Cybercriminals Exploit Remote Access Technologies in New Tech Support Scam
Cybersecurity experts at Trend Micro have raised alarms about a sophisticated scam in which cybercriminals impersonate tech support agents to gain illicit access to victims’ computers. This threat extends beyond traditional spam emails; attackers are utilizing a barrage of emails and direct outreach via Microsoft Teams to deceive individuals into granting them access. Once infiltration occurs, the attackers deploy ransomware from notorious groups such as Black Basta and Cactus.
The scam unfolds when targets experience a surge of unsolicited emails. Shortly thereafter, they receive communication from an individual claiming to represent their IT department, either through Microsoft Teams or a phone call. This purported “technical support” person persuades the victim to allow remote access to their machine by leveraging Microsoft’s Quick Assist tool, which is a legitimate program designed for remote troubleshooting.
After securing access, the attackers initiate the download of files that initially appear innocuous but are later repurposed to install a backdoor known as BackConnect. Concealed within OneDrive, this backdoor enables the crime syndicate to exercise extensive control over the compromised system.
Previously, the Black Basta group garnered attention in December 2024 for employing similar tactics, specifically targeting Microsoft Teams users through an aggressive email bombardment. Their operations at that time involved deploying Zbot and DarkGate malware. However, Trend Micro’s recent analysis indicates that the current incidents are closely tied to BackConnect malware and the Black Basta ransomware operation, which reportedly extorted over $100 million from victims in 2023. There are indications that some members may have transitioned to the Cactus ransomware group, as recent methodologies employed by Cactus bear a striking resemblance.

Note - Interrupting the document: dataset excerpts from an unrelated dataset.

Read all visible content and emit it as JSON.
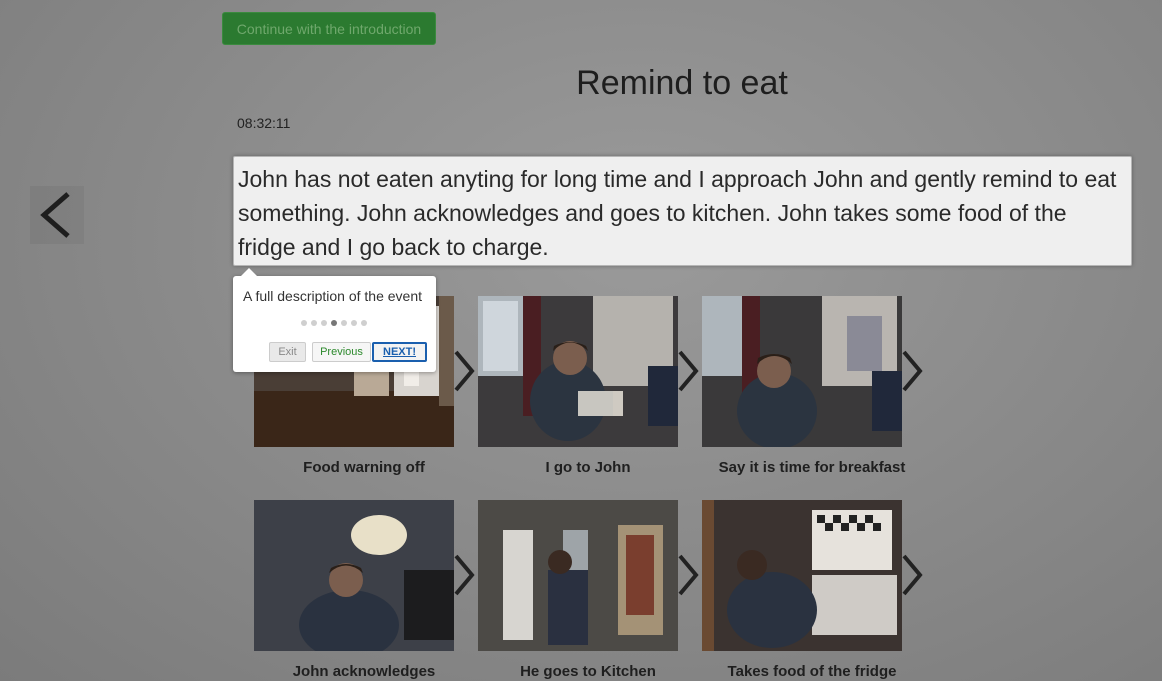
{
  "header": {
    "intro_button_label": "Continue with the introduction",
    "title": "Remind to eat",
    "time": "08:32:11"
  },
  "description": "John has not eaten anyting for long time and I approach John and gently remind to eat something. John acknowledges and goes to kitchen. John takes some food of the fridge and I go back to charge.",
  "steps": [
    {
      "caption": "Food warning off"
    },
    {
      "caption": "I go to John"
    },
    {
      "caption": "Say it is time for breakfast"
    },
    {
      "caption": "John acknowledges"
    },
    {
      "caption": "He goes to Kitchen"
    },
    {
      "caption": "Takes food of the fridge"
    }
  ],
  "tour": {
    "text": "A full description of the event",
    "step_index": 4,
    "step_total": 7,
    "exit_label": "Exit",
    "previous_label": "Previous",
    "next_label": "NEXT!"
  },
  "icons": {
    "back": "chevron-left-icon",
    "step_arrow": "chevron-right-icon"
  },
  "colors": {
    "intro_button": "#2b7a30",
    "next_button_border": "#1a5fae"
  }
}
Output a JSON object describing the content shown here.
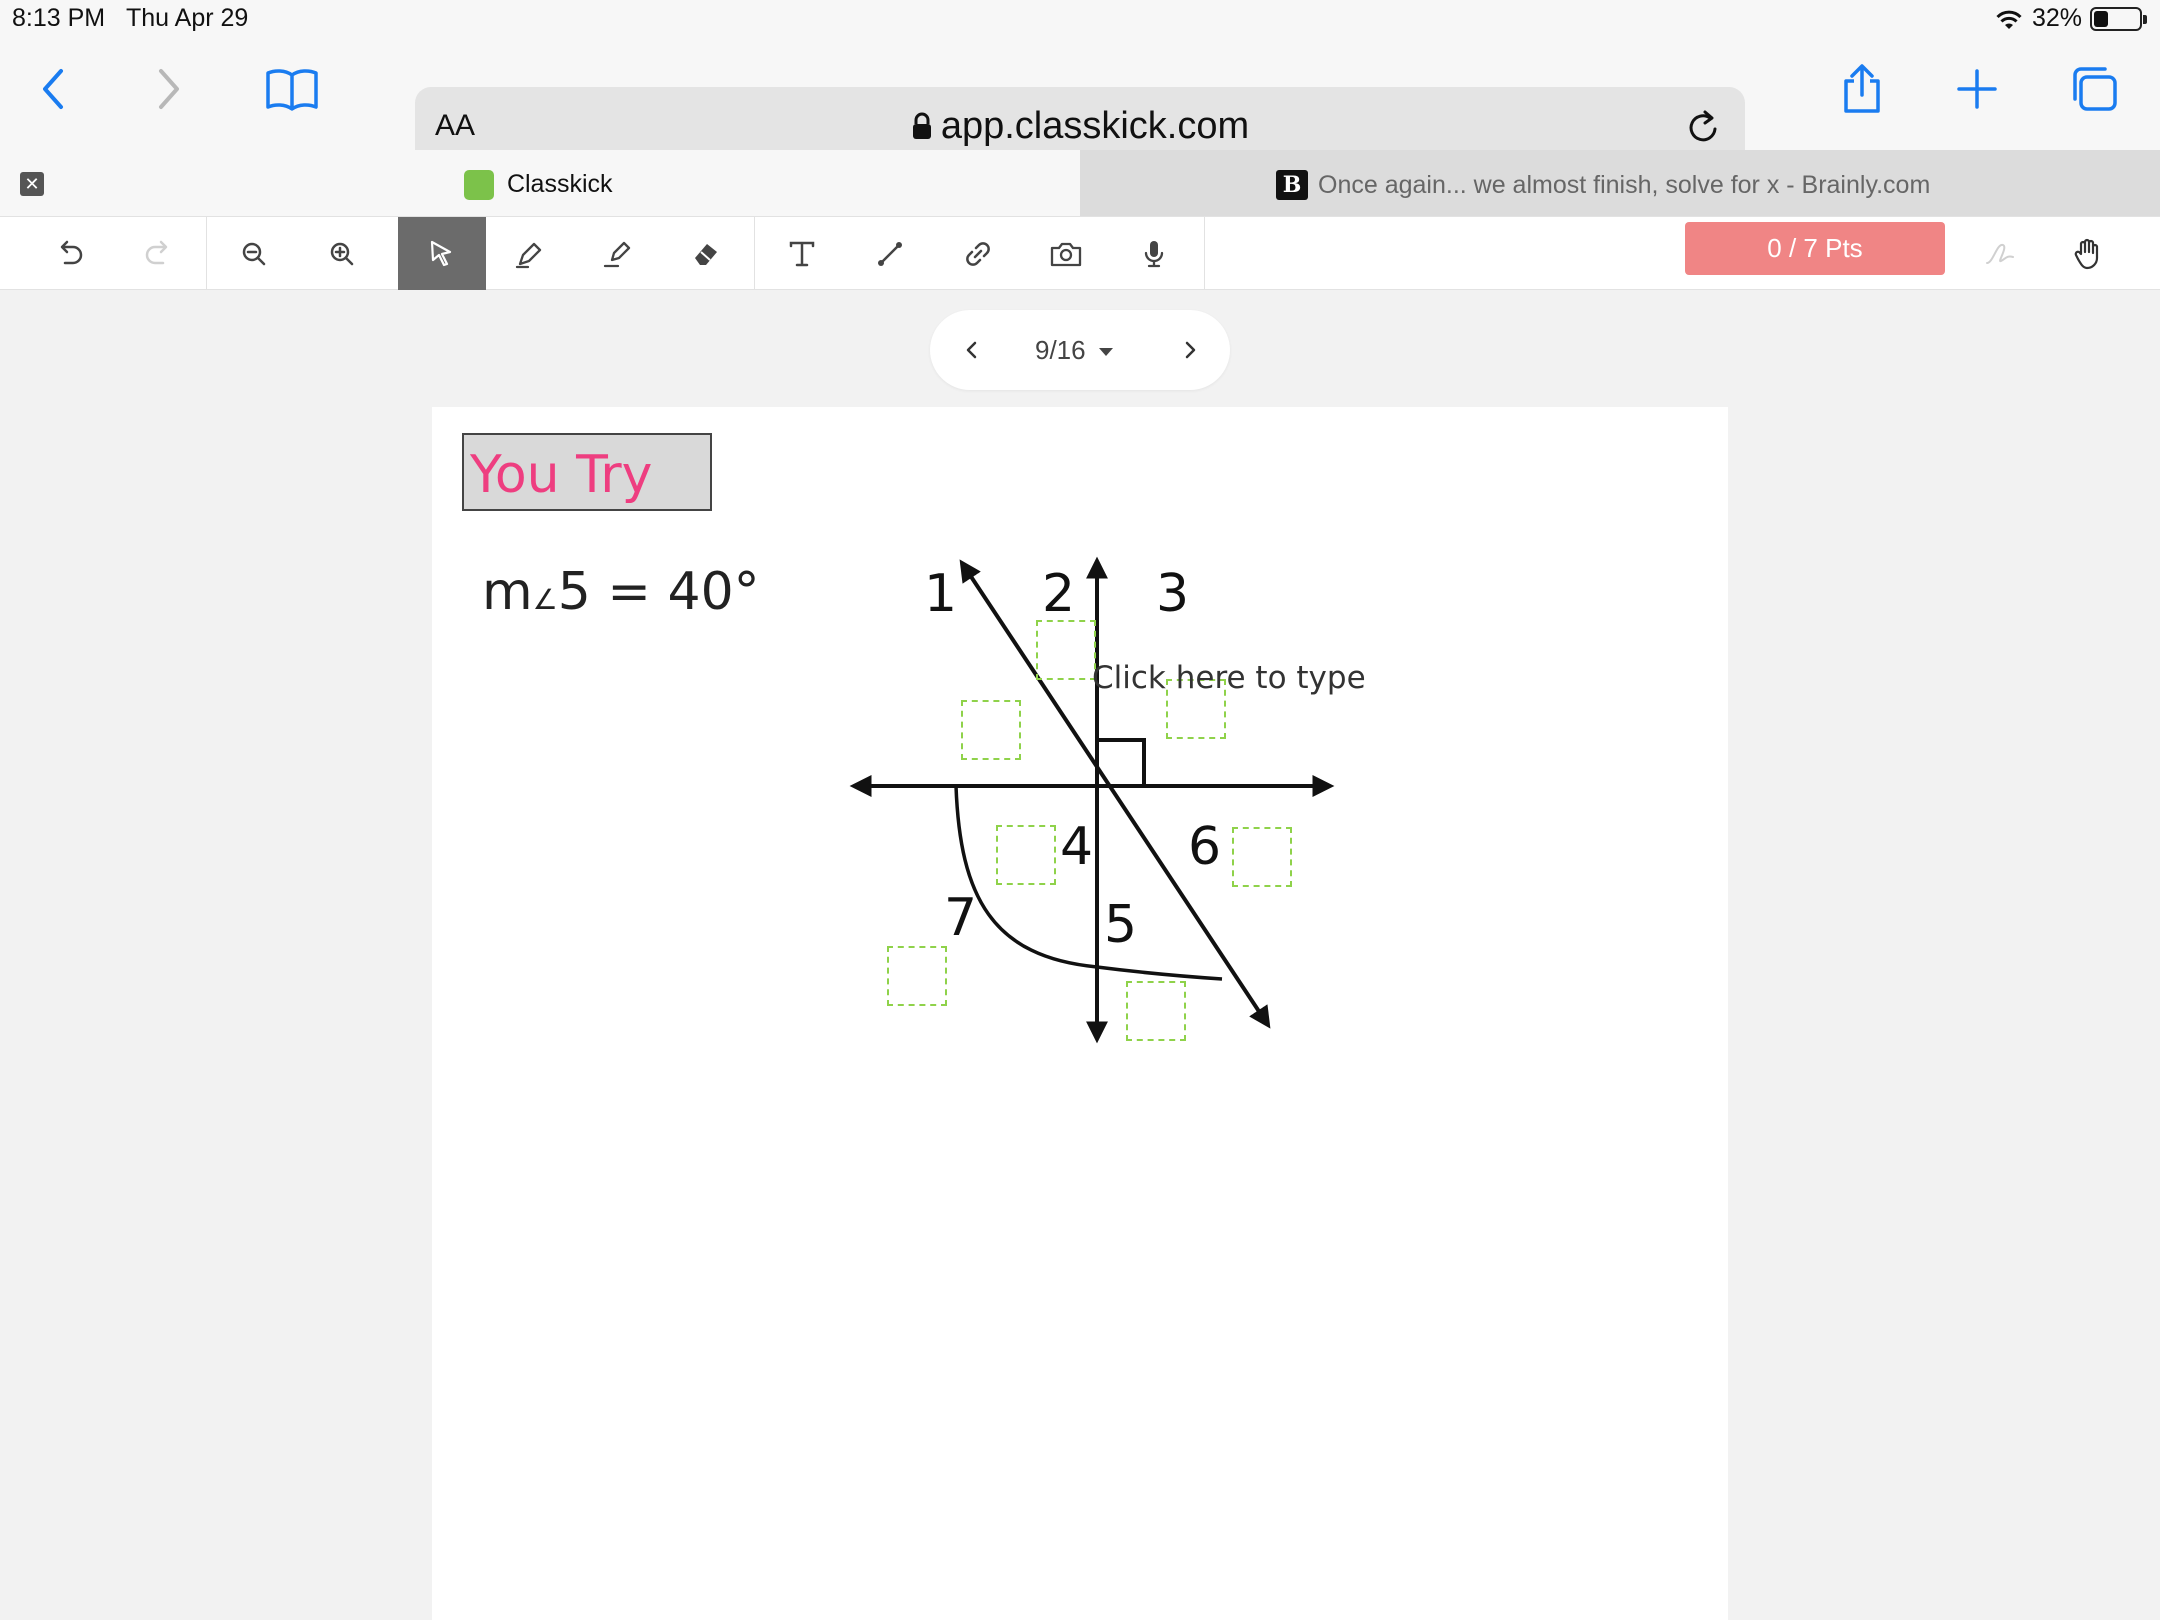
{
  "status_bar": {
    "time": "8:13 PM",
    "date": "Thu Apr 29",
    "battery": "32%",
    "battery_level": 0.32
  },
  "browser": {
    "text_size_label": "AA",
    "url": "app.classkick.com",
    "tabs": [
      {
        "title": "Classkick",
        "active": true
      },
      {
        "title": "Once again... we almost finish, solve for x - Brainly.com",
        "active": false
      }
    ]
  },
  "toolbar": {
    "tools": [
      "undo-icon",
      "redo-icon",
      "zoom-out-icon",
      "zoom-in-icon",
      "pointer-icon",
      "pen-icon",
      "highlighter-icon",
      "eraser-icon",
      "text-icon",
      "line-icon",
      "link-icon",
      "camera-icon",
      "microphone-icon"
    ],
    "active_tool": "pointer-icon",
    "points_label": "0 / 7 Pts",
    "points_color": "#f08585"
  },
  "page_nav": {
    "label": "9/16"
  },
  "worksheet": {
    "title": "You Try",
    "title_color": "#ee3e80",
    "equation_prefix": "m",
    "equation_angle": "∠",
    "equation_rest": "5 = 40°",
    "placeholder": "Click here to type",
    "angle_labels": [
      "1",
      "2",
      "3",
      "4",
      "5",
      "6",
      "7"
    ],
    "answer_box_color": "#8fd24a"
  }
}
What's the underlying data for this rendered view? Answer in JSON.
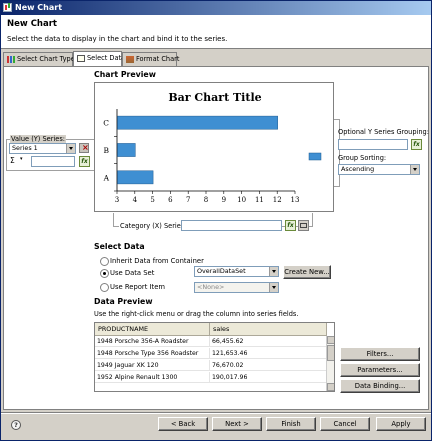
{
  "window": {
    "title": "New Chart"
  },
  "header": {
    "title": "New Chart",
    "description": "Select the data to display in the chart and bind it to the series."
  },
  "tabs": [
    {
      "label": "Select Chart Type",
      "icon": "chart-type-icon"
    },
    {
      "label": "Select Data",
      "icon": "select-data-icon"
    },
    {
      "label": "Format Chart",
      "icon": "format-chart-icon"
    }
  ],
  "chart_preview": {
    "label": "Chart Preview",
    "chart_data": {
      "type": "bar",
      "orientation": "horizontal",
      "title": "Bar Chart Title",
      "categories": [
        "A",
        "B",
        "C"
      ],
      "values": [
        5,
        4,
        12
      ],
      "xlim": [
        3,
        13
      ],
      "x_ticks": [
        "3",
        "4",
        "5",
        "6",
        "7",
        "8",
        "9",
        "10",
        "11",
        "12",
        "13"
      ],
      "bar_color": "#3f8fd2",
      "legend_swatch_color": "#3f8fd2",
      "grid": false
    }
  },
  "value_series": {
    "label": "Value (Y) Series:",
    "series_selected": "Series 1",
    "sigma_symbol": "Σ",
    "fx_label": "fx"
  },
  "optional_grouping": {
    "label": "Optional Y Series Grouping:",
    "group_sorting_label": "Group Sorting:",
    "group_sorting_value": "Ascending"
  },
  "category_series": {
    "label": "Category (X) Series:"
  },
  "select_data": {
    "label": "Select Data",
    "options": [
      {
        "label": "Inherit Data from Container",
        "checked": false
      },
      {
        "label": "Use Data Set",
        "checked": true
      },
      {
        "label": "Use Report Item",
        "checked": false
      }
    ],
    "dataset_value": "OverallDataSet",
    "report_item_value": "<None>",
    "create_new_label": "Create New..."
  },
  "data_preview": {
    "label": "Data Preview",
    "hint": "Use the right-click menu or drag the column into series fields.",
    "columns": [
      "PRODUCTNAME",
      "sales"
    ],
    "rows": [
      [
        "1948 Porsche 356-A Roadster",
        "66,455.62"
      ],
      [
        "1948 Porsche Type 356 Roadster",
        "121,653.46"
      ],
      [
        "1949 Jaguar XK 120",
        "76,670.02"
      ],
      [
        "1952 Alpine Renault 1300",
        "190,017.96"
      ]
    ]
  },
  "side_buttons": {
    "filters": "Filters...",
    "parameters": "Parameters...",
    "data_binding": "Data Binding..."
  },
  "footer": {
    "help": "?",
    "back": "< Back",
    "next": "Next >",
    "finish": "Finish",
    "cancel": "Cancel",
    "apply": "Apply"
  }
}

Since October 2024, these attacks have intensified, primarily affecting organizations across North America, with the United States bearing the brunt. The manufacturing sector has emerged as a prominent target, with finance, investment consulting, and real estate sectors also frequently victimized by Black Basta.
Some incidents have revealed that post-infiltration, attackers have adopted advanced techniques to propagate through networks, specifically aiming at specialized systems like ESXi hosts that run virtual machines. They utilize tools such as WinSCP for file transfers and have been observed preparing to encrypt files before being thwarted. Leaked communications from within Black Basta illustrate the group’s recognition of security tools—such as those by Trend Micro—as significant obstacles, further emphasizing their intent to bypass such defenses.
What significantly enhances the effectiveness of these attacks is not merely the technical complexity of the tools employed, but the psychological manipulation of the victims. By marrying social engineering tactics with the legitimate use of software and cloud services, these criminals disguise their malicious intentions as normal operational activities. This highlights a critical aspect of cybersecurity: awareness and understanding of deception techniques are as vital as having robust technological defenses.
For Microsoft Teams users, it is advisable to remain vigilant in the face of suspicious email influxes. Engaging your system administrator to ensure the blocking of these malicious emails and conducting regular device scans is essential. Any unsolicited communication from unknown individuals claiming to provide technical assistance should be promptly reported to your cybersecurity team. Remember, if support is solicited without prior inquiry, the real origin of the problem may indeed lie with the ‘helper.’
In this evolving landscape of cyber threats, ongoing vigilance and proactive response strategies are indispensable for any organization seeking to safeguard its digital assets.